Salami, plus homme que chien dans ses convoitises charnelles, renifle voluptueusement entre les gambettes de Schéhérazade. Il en bave de concupiscence, mon hound lubrique.
— Vous voici donc à nouveau réunis, dis-je aux Kozeck ; seulement, cette fois, ce n'est pas pour le meilleur mais pour le pire ! Je ne vais pas vous pomper l'air avec vos parts respectives de responsabilités, cela sera traité par la suite, en présence de vos avocats. Ce que je tiens à éclaircir, avant que la machinerie judiciaire se mette en action, c'est l'étrangeté de votre conduite.

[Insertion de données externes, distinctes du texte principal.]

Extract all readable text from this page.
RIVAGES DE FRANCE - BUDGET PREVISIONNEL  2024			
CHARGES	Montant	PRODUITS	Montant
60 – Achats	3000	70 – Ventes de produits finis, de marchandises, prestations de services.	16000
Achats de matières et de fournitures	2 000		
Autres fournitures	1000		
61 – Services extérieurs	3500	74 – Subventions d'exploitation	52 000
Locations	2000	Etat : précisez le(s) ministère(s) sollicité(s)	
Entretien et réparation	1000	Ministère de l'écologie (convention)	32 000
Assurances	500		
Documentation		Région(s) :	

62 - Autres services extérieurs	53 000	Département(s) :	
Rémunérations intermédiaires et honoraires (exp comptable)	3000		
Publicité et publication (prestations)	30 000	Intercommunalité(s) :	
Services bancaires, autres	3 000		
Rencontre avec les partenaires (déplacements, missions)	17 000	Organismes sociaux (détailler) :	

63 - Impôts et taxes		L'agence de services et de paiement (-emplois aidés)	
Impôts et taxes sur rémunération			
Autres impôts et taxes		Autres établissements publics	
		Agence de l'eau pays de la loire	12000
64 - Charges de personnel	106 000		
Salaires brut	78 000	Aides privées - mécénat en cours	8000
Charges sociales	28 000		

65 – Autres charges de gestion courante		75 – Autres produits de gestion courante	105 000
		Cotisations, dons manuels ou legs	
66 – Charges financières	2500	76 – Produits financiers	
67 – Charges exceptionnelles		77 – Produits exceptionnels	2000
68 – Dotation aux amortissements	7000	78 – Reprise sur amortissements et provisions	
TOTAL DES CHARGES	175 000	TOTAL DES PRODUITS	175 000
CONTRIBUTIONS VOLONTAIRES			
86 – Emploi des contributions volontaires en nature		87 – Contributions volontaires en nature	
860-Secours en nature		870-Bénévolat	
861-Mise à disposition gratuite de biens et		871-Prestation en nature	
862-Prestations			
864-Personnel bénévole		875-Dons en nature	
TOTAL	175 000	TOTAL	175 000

J'avale suffisamment de salive pour pouvoir bouffer trois chattes à la file, sans escale.
Eux ne bronchent pas. La chérie finit par dire, en me cloaquant du regard :
— J'ignore ce que mon mari a pu vous raconter ; moi, je suis innocente !
— Puta ! glapit le vilain.
Manière de l'endiguer, Alexandre-Benoît lui place un bourre-tarbouif qui l'hémorrage séance tenante, puis lui lance une pattemouille exposée sur la paillasse de l'évier afin d'étancher le raisiné en dégoulinance.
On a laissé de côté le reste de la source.